この安全配慮義務で問題になるのは、「予見」できて「回避」できた危険を放置していた場合です。「このままでは危険」とわかっているのに知らない顔をしていることは、大きな問題となります。
ポイント:部下の不調を早期発見できる姿勢を整える
一方、予見できず、回避できないことは、義務の範疇を外れています。つまり、上司としてやるべきことは、予見できて回避できることにだけ、きっちり対応することです。
不安ばかりが先行して「あれもしなくちゃいけないかな」「これもやっておこうかな」と余計な負担を自分に負わせないようにしてください。上司は自身のセルフケアをしっかりと行って、部下の不調の徴候にいち早く気づくことのできる姿勢を保っておきたいものです。
メンタル不調者対応の際の注意点
さらに管理職は、部下が治療を受けたり勤務時間を減らしたりすることになった際、「どのような仕事配分にするか」「ほかの人たちに不平等感を感じさせないようにするにはどうしたらいいか」を考えましょう。

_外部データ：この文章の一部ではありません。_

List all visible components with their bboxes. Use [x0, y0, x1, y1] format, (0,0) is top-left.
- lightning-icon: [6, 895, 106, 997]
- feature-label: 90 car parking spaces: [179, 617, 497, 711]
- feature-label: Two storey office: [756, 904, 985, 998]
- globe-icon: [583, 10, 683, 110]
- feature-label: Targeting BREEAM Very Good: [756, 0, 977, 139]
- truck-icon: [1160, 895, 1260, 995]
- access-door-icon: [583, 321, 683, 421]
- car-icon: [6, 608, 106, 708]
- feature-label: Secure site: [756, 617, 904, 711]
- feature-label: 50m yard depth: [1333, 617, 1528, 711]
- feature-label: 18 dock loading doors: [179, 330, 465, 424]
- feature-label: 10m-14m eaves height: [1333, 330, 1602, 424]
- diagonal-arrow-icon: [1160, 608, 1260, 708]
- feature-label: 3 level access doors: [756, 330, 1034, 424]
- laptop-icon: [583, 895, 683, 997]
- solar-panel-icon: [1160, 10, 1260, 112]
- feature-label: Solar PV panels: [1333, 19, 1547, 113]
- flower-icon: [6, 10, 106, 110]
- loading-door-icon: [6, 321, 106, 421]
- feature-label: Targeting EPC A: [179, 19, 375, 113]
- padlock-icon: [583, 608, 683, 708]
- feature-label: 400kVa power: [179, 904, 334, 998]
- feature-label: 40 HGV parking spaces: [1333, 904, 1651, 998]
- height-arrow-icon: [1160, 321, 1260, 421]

不平等感から部門全体がうまく動かなくなっていく可能性もあるためです。
不調になった人が復帰したとき全員で快く迎えられるようなチームにするためにも、不平等感はできるだけ軽減するようにしましょう。
不平等感を少しでも和らげるためには、「お得感」を与えることが有効です。
不調な人の分まで仕事をしている人は、その分プラスで評価する。給与や昇進、休暇などで調整したり、それが難しければ、夜食や差し入れを提供するなど、小さなことでもかまいません。
どんなことがうれしいかは勝手に決めつけず、チームのメンバー本人から聞いてみてください。
とにかく、「余計な仕事をさせられている」という考えを軽減させること。
「仕事が増えた分だけ、いいことがある」といったプラス面に目を向けてもらえるよう、リードしていくのです。